Già, sottolineava spesso la parola insieme, perché di progetti in comune ne avevamo avuti davvero pochi, anche a letto le cose non andavano tanto bene, perché io non volevo fermare il cervello, non riuscivo a lasciarmi andare, sempre occupata a pensare cosa fare di più intelligente e costruttivo in azienda rispetto ai miei colleghi.

Il tempo passava e a fronte di sue richieste precise su cosa volessi fare da grande, ogni volta si apriva un solco sempre più grande tra noi, di solitudini in coppia, di interessi diversi e di ricordi sbiaditi della nostra unione.

Passò anche il tempo naturale per fare i figli e, alla fine passò anche lui, dopo averlo spinto a cercare un’altra strada per la sua vita, visto che la mia era sempre più occupata nel raggiungere traguardi che vedevo solo io.

Se ne è andato, voltandosi indietro più di una volta, ma io non lo stavo più guardando, in realtà non lo guardavo da parecchi anni, quindi non ho colto il suo ultimo gesto di tregua.

Un giorno, la vita mi presenta la morte di mia mamma, prematura, improvvisa, alla quale non ero preparata e, per la prima volta, non avevo la solita risposta pronta, il solito efficientismo da manager che risolve ogni cosa, perché in questa occasione, non si poteva più risolvere nulla.

La perdita di un affetto così diretto mi ha aperto un senso di inquietudine, un continuo richiamo al perché l’avessi trascurata, con visite fugaci, con il telefonino sempre in mano durante i miei incontria casa sua, sempre pronta a rispondere a qualche email di lavoro, come se questo assillante senso di impegno mi facesse pensare che potevo sembrarle una persona arrivata, realizzata e quindi potesse essere fiera di me.

Quanti appuntamenti saltati, quanti compleanni disattesi, quante promesse fatte e non rispettate hanno corollato il nostro rapporto, quanto volte le ho detto: adesso non ho tempo, domani, forse.

Dopo qualche anno dalla sua perdita, passati i 55 anni, nella mia casa vuota, con le avvisaglie di una parabola lavorativa discendente, ho cominciato, lentamente e senza volerlo a guardarmi indietro, scorrendo la mia vita, cercando l’orgoglio di cosa avevo fatto e di cosa potevo rappresentare per tutte le persone che avevo incontrato, diretto e, forse un po' plasmato per ammirarmi.

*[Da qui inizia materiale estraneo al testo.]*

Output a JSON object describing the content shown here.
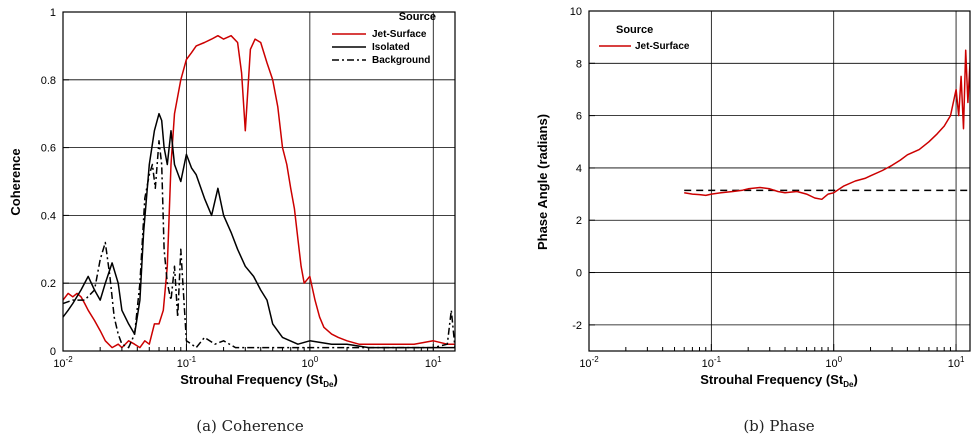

Ho trovato solo tristezza, rimpianto, solitudine e occasioni perse, quello per cui avevo corso tutta la vita non aveva il valore che mi sarei aspettata, ad ogni montagna scalata mi sono accorta, tardi, che ce n’erano altre, e poi altre ancora, fino a che non cadevi sfinita dalla fatica.

Nessuno ti raccoglie, nessuno ti soccorre, altri più in forze di te ti sorpassano, ti calpestano e tu cadi rovinosamente a terra, nella bufera dei tempi, consumata dalle ripide pareti della vita. Non c’è la possibilità di scendere al campo base per rifocillarsi, per riprendere le forze, per tornare a combattere, perché la discesa è più impervia della salita e le energie ormai ti mancano per camminare.

Resto sola, sdraiata sulla neve gelata, con altri che reclamano i miei gradini saliti, ridendo soddisfatti mentre chiudo gli occhi e mi abbandono all’oblio.